Matt Reifschneider’s review published on Letterboxd:
It's not very often the hero of an Italian film, one of a pulpy genre nonetheless, is completely disinterested in women and slays his enemies with a tiny gun while playing a soft melody from his pocket watch. This is where this first Sartana film is vastly interesting. Part of the film has no real interest in deviating from the core elements of the highly popular spaghetti western. The narrative is rather predictable, obviously pulling on the success of a similar plot and "tough guy" wandering gunman that made Leone's early films so successful. It's a dusty, corrupt town. Two sides of evil gangs. One anti-hero with a mysterious agenda. Even the performance of Gianni Garko as the titular character is fairly straight forward. He seems to have a sly sense of humor and some impeccable style, but he's not much for words and all about how to enter a room. It's a well made film, but the script leaves a lot of depth and freshness to be desired.

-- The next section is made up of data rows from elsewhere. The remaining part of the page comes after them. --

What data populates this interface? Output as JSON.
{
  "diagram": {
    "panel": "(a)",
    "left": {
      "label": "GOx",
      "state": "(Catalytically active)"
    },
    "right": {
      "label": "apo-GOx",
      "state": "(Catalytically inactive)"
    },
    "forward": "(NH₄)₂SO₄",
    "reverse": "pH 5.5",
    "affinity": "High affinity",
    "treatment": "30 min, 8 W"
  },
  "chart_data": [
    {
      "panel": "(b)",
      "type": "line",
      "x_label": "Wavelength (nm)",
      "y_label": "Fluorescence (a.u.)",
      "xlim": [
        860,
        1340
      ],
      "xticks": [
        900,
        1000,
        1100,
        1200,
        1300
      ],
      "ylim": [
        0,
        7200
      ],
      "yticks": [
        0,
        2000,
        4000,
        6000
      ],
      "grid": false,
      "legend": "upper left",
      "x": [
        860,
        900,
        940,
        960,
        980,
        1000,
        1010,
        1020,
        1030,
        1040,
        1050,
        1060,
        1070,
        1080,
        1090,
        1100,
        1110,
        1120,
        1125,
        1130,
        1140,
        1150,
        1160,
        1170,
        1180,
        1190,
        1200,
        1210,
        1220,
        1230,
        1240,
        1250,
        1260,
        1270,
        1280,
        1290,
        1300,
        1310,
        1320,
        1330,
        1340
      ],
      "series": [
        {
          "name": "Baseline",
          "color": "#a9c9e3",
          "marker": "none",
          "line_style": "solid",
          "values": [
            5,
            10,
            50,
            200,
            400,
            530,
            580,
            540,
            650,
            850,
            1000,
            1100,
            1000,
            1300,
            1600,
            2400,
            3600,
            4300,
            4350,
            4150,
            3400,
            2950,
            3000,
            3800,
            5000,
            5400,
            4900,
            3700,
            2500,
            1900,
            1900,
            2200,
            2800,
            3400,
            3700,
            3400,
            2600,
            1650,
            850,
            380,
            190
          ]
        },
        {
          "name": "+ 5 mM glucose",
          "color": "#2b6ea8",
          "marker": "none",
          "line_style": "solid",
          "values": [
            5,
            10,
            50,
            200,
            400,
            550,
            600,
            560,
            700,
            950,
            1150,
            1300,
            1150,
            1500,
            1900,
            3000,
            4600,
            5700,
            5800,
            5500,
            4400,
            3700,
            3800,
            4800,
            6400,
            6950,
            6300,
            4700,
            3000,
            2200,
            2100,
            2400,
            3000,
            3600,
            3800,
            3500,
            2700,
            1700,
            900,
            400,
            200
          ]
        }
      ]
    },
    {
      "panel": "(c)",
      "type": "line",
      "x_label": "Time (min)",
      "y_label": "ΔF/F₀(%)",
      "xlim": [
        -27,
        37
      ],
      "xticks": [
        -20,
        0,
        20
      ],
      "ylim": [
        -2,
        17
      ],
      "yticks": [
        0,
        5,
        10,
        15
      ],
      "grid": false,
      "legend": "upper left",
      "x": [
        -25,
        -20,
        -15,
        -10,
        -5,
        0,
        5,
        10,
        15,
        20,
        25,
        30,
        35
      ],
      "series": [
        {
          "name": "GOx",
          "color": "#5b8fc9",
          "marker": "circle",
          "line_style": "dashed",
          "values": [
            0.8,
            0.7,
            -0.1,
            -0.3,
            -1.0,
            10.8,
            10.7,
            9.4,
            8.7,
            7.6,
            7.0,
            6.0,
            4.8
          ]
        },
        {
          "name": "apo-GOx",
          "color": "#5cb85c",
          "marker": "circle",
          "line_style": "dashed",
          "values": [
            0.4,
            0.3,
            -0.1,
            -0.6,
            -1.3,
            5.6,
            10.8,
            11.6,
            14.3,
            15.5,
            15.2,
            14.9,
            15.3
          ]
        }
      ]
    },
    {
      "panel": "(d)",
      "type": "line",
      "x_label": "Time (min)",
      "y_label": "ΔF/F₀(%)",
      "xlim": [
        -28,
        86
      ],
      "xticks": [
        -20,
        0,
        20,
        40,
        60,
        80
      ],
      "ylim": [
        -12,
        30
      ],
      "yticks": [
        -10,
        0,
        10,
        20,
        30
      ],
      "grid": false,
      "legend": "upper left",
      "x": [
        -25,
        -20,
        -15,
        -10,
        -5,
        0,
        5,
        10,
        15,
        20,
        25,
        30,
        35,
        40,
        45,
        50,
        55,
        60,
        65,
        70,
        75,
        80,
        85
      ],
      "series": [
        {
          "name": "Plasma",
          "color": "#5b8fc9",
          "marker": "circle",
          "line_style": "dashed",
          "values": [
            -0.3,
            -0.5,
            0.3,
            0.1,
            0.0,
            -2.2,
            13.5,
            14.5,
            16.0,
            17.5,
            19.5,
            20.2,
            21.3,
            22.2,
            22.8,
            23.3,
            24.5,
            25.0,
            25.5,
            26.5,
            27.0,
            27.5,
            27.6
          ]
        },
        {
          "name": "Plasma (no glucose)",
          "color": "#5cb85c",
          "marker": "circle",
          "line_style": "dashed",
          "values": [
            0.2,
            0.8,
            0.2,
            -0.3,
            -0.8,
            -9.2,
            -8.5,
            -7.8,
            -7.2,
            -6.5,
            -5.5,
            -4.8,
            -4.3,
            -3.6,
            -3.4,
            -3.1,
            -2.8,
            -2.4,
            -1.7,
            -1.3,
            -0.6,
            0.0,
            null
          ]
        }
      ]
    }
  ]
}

On the other hand, there are some really clever executions and details to the film that set it apart from its peers. The action is crisp and entertaining, the characters are wild caricatures (including a great and unhinged performance from Klaus Kinski), and the film pops with some great dialogue and slick visual style. The film builds a fascinating mythos around Sartana with his strange small, four bullet carrying gun and his penchant for gimmicky traps. A sequence in a hotel room with a rope and a chair might be one of the highlights of that last point. It got a hearty laugh out of me. Director Gianfranco Parolini embraces the quirks of the execution too which is hugely beneficial to it.
Now that Arrow Video has released the five main films of the franchise, I'm ecstatic to dig into the rest. If You Meet Sartana Pray for Your Death is an entertaining and quirky start to this franchise.